Overshoot: The Ecological Basis of Revolutionary Change
- Author: William R. Catton Jr.
- Language: English
- Subject: Demography, ecology, sociology
- Genre: Essay
- Publisher: University of Illinois Press
- Publication date: 1980
- Pages: 298
- ISBN: 0252009886
- OCLC: 16587666

= Overshoot (book) =

1980 non-fiction book by William R. Catton

Overshoot: The Ecological Basis of Revolutionary Change is a book by American sociologist William R. Catton Jr. The book is divided into several parts and discusses how humanity's overexploitation of Earth's resources has led to human consumption exceeding the planet's capacity for regeneration.

== Background ==

Catton began writing the manuscript that would become this book during a three-year post as Professor of Sociology at the University of Canterbury in Christchurch, New Zealand, then returned to his home country in 1973 as Professor of Sociology at Washington State University. During this period, Catton, in collaboration with fellow scholar Riley E. Dunlap, produced a series of articles on ecological issues.

==Summary==
The book argues in favour of a new perspective on the exploitation of resources, which it holds threatens future generations, and calls for questioning established ways of thinking in favor of greater environmental awareness.
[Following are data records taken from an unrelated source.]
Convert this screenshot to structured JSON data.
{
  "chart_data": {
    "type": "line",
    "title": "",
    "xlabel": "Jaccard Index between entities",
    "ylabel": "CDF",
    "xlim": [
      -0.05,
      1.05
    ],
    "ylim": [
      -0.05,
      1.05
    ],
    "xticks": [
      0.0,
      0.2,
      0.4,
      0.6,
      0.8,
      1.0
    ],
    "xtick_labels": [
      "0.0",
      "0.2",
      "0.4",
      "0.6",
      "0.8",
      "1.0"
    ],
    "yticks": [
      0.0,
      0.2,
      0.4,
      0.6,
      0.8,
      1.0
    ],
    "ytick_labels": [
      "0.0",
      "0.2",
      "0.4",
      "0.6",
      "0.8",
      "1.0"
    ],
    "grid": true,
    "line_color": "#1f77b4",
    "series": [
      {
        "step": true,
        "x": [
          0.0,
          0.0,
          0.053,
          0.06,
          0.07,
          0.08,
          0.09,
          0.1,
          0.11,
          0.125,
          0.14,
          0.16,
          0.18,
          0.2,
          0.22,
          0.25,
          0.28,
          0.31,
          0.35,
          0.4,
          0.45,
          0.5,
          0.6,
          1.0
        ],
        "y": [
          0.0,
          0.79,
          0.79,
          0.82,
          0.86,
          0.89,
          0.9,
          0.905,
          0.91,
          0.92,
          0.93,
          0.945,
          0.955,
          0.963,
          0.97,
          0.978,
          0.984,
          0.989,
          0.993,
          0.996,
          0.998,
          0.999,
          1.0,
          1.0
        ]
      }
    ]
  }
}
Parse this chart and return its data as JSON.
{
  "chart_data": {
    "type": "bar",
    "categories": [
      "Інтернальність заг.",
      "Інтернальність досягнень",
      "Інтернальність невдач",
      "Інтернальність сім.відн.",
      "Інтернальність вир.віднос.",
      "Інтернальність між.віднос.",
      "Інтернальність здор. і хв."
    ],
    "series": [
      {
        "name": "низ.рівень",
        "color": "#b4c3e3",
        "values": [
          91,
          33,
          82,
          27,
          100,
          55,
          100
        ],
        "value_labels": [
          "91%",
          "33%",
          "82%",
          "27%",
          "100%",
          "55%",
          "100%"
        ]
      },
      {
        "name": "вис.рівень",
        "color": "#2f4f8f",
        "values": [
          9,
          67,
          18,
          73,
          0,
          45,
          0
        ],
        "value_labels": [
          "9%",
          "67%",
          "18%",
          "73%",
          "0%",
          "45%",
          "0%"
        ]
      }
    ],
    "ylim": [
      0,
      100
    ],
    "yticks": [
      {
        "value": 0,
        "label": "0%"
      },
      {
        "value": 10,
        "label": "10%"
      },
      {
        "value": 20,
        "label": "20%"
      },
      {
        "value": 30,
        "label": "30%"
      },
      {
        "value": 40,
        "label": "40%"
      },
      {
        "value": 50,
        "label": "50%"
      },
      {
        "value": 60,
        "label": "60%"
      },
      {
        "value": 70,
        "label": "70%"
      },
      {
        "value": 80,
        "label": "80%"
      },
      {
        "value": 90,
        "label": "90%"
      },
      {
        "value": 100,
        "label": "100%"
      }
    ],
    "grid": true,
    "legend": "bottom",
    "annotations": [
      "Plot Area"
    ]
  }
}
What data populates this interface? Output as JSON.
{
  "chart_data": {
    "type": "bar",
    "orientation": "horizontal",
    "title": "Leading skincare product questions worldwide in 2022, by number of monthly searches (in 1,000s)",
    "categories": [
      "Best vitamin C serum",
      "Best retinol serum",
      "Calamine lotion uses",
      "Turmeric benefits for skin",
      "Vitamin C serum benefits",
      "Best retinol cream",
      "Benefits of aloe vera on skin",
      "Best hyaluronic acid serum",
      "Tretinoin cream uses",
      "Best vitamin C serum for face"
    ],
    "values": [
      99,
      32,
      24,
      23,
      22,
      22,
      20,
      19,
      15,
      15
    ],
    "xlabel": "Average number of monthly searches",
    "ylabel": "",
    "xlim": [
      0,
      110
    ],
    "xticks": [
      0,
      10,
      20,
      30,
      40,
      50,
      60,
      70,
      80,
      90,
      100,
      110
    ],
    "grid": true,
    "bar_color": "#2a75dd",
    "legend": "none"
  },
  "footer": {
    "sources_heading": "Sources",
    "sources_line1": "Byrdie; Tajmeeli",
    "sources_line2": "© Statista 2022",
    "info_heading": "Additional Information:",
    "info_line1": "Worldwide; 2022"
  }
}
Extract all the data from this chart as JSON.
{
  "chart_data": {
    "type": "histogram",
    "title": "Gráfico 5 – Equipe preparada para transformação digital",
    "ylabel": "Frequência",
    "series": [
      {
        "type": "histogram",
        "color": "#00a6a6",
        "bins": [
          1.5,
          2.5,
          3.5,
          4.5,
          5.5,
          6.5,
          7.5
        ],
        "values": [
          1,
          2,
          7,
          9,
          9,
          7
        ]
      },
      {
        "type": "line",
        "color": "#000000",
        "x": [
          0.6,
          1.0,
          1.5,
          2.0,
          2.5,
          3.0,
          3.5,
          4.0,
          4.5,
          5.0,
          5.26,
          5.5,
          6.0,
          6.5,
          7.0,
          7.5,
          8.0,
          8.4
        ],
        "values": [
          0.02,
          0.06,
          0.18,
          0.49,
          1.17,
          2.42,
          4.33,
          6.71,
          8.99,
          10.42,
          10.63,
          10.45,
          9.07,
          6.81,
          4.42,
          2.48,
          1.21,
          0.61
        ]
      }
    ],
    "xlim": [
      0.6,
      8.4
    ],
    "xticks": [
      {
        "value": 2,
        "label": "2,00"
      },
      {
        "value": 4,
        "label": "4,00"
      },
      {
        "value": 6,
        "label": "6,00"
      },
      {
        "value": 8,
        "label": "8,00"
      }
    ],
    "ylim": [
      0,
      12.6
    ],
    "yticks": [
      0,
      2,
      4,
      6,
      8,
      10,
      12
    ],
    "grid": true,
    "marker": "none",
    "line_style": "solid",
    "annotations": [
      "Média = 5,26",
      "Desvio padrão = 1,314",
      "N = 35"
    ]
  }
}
It describes what the author terms "the tragic story of human success": a period of rapid population growth and technological innovation that pushed humanity beyond the planet's carrying capacity.

The book contends that this overshoot has been worsened by technological advances and a culture of abundance, and describes a decline from what the author terms "the Age of Exuberance", a period when abundance and liberty rested on now-eroding ecological conditions.

It examines the ecological causes of this decline, drawing on Malthus's 1798 Essay on the Principle of Population, the history of tool use, and the Industrial Revolution. Malthus argued that populations grow exponentially while subsistence grows only linearly, producing food shortages once a population's biotic potential exceeds its habitat's carrying capacity.

== Reception ==

Robert Wisniewski, reviewing the book for the Humboldt Journal of Social Relations, called it intellectually demanding but valuable for readers willing to engage with its ecological argument about an impending population decline.

Anne Ehrlich, in the Bulletin of the Atomic Scientists, called it "required reading for decision makers."

In Derrick Jensen's 1995 book Listening to the Land, he introduced his interview with Catton using a passage from Overshoot: "In a future that is as unavoidable as it will be unwelcome, survival and sanity may depend upon our ability to cherish rather than to disparage the concept of human dignity."

Dave Foreman, cofounder of Earth First! and Wild Earth magazine, called Overshoot one of the most important books he had read and Catton one of his greatest teachers.

Tom Butler, a former Wild Earth editor, dedicated his 2015 book Overdevelopment, Overpopulation, Overshoot to Catton, describing him as a "peerless teacher on the perils of overshoot."

In a 2023 review, Paul Mobbs argued that Overshoot is less about the ecological processes of overshoot and collapse than about how humans collectively respond to them.